Pour Cherif Salif Sy, la stabilité macroéconomique du Sénégal ne suffit plus. Dans une récente intervention, l’économiste a esquissé les conditions d’un saut qualitatif, plaçant l’accent sur la transformation productive et l’inclusion. Son analyse intervient alors que le pays s’apprête à exploiter ses premières ressources pétrolières et gazières, interrogeant la capacité à convertir cet atout en développement durable.

Le constat est partagé par de nombreux observateurs : le Sénégal fait figure de bon élève en Afrique de l’Ouest en matière de stabilité politique et macroéconomique. Avec une croissance autour de 6 % ces dernières années, une inflation maîtrisée et un taux d’endettement sous contrôle, le pays coche les cases des critères de convergence de l’UEMOA. Pourtant, derrière ces indicateurs flatteurs, persistent des fragilités structurelles : un tissu productif peu diversifié, un chômage des jeunes élevé et une économie encore trop dépendante des importations. C’est précisément ce décalage que souligne Cherif Salif Sy en appelant à ne pas se satisfaire de la seule stabilité.

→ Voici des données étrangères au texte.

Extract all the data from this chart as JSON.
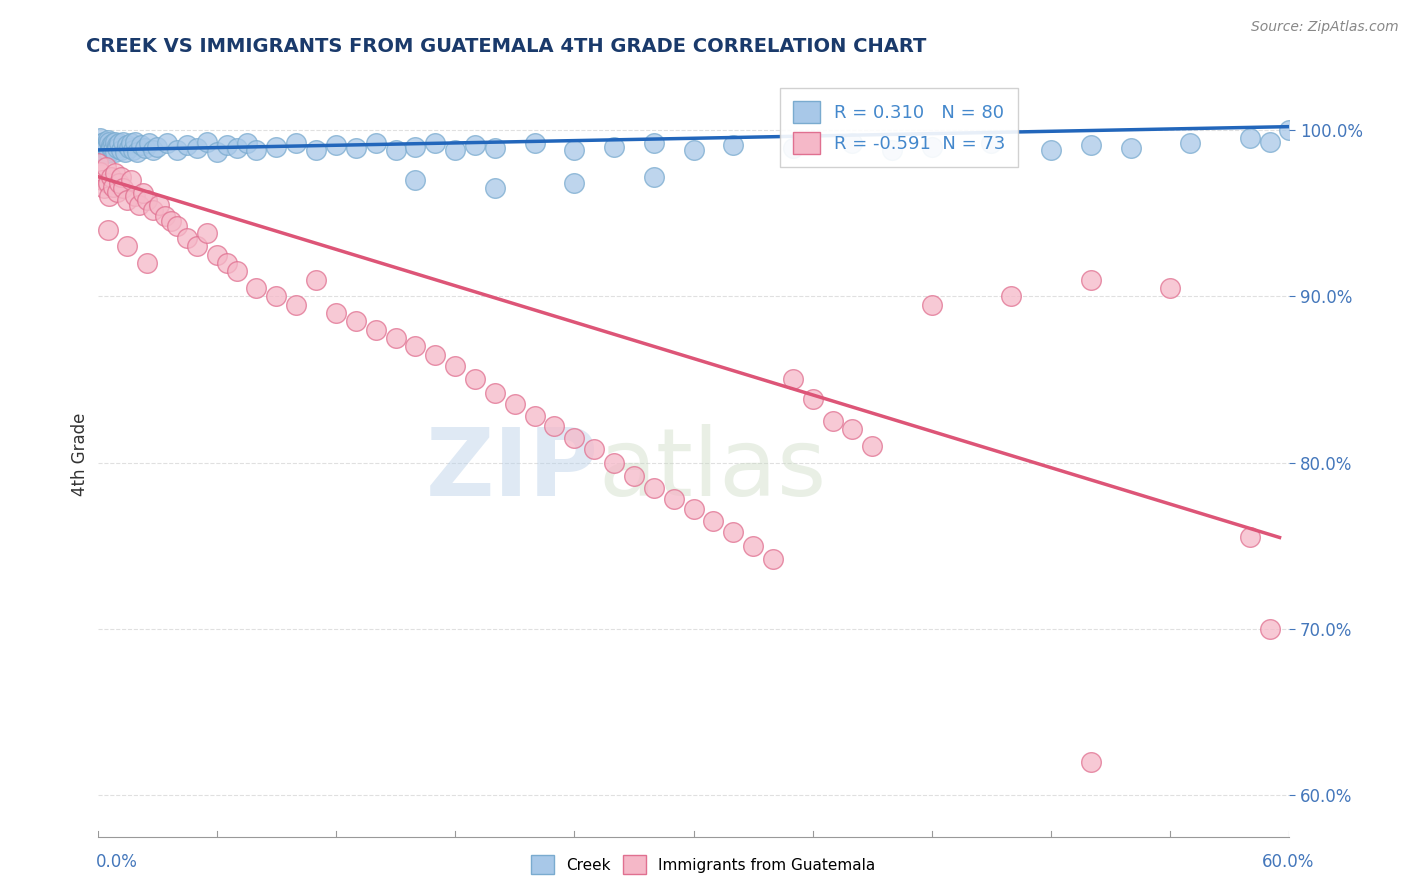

L’économiste ne se contente pas d’un diagnostic. Il propose une feuille de route articulée autour de plusieurs leviers : la transformation locale des matières premières, le renforcement du capital humain et l’amélioration du climat des affaires pour attirer des investissements productifs. Son raisonnement rejoint les conclusions de nombreux travaux sur les pays à revenu intermédiaire : sans passage d’une croissance tirée par la consommation et les services à une croissance portée par l’industrie et l’agriculture à valeur ajoutée, le risque de piège du revenu intermédiaire est réel. Pour le Sénégal, l’enjeu est d’autant plus pressant que l’arrivée des revenus pétroliers et gaziers – attendue pour 2024-2025 – pourrait, si elle n’est pas bien gérée, renforcer la malédiction des ressources plutôt que de financer la diversification.

Cette vision s’inscrit dans un contexte sous-régional marqué par des tensions et des déséquilibres. Alors que le Ghana voisin connaît une crise de sa dette et que le Nigeria peine à transformer son pétrole en développement inclusif, le Sénégal dispose d’une fenêtre d’opportunité. Mais celle-ci est étroite : les réformes structurelles nécessaires – éducation, foncier, justice, infrastructures – demandent du temps et une volonté politique constante. Cherif Salif Sy insiste sur la nécessité de dépasser les discours incantatoires pour engager des chantiers concrets, notamment la réforme du système éducatif afin de l’adapter aux besoins du marché du travail, ou encore la simplification du cadre réglementaire pour les PME.

Au-delà des prescriptions, ce qui frappe dans l’analyse de l’économiste, c’est l’accent mis sur la dimension humaine du développement. La stabilité, rappelle-t-il, n’a de sens que si elle profite au plus grand nombre. Or, les inégalités persistent au Sénégal, avec un indice de Gini qui stagne autour de 0,40 et des disparités territoriales marquées. Le saut qualitatif qu’il appelle de ses vœux suppose donc une redistribution plus efficace des fruits de la croissance, via des politiques sociales ciblées et un renforcement de l’État social. C’est là un point souvent éludé dans les débats techniques sur la compétitivité.

Les réactions à ses propos n’ont pas tardé. Certains y voient une critique implicite des politiques menées jusqu’ici, d’autres une contribution utile au débat public sur le Plan Sénégal Émergent (PSE) et sa révision. Mais au-delà des clivages, le diagnostic de Cherif Salif Sy offre une grille de lecture pertinente pour comprendre les défis du Sénégal post-Covid et pré-pétrole. Il rappelle que la stabilité n’est pas une fin en soi, mais le socle à partir duquel bâtir une prospérité partagée.

Les conditions d’un saut qualitatif pour le Sénégal ne sont pas uniquement économiques : elles sont aussi politiques et sociales. L’appel de Cherif Salif Sy résonne avec les réflexions en cours dans plusieurs capitales ouest-africaines, confrontées à la même interrogation : comment passer de la résilience à la transformation ? La réponse, pour Dakar comme pour ses voisins, déterminera la trajectoire de développement de la région pour la prochaine décennie.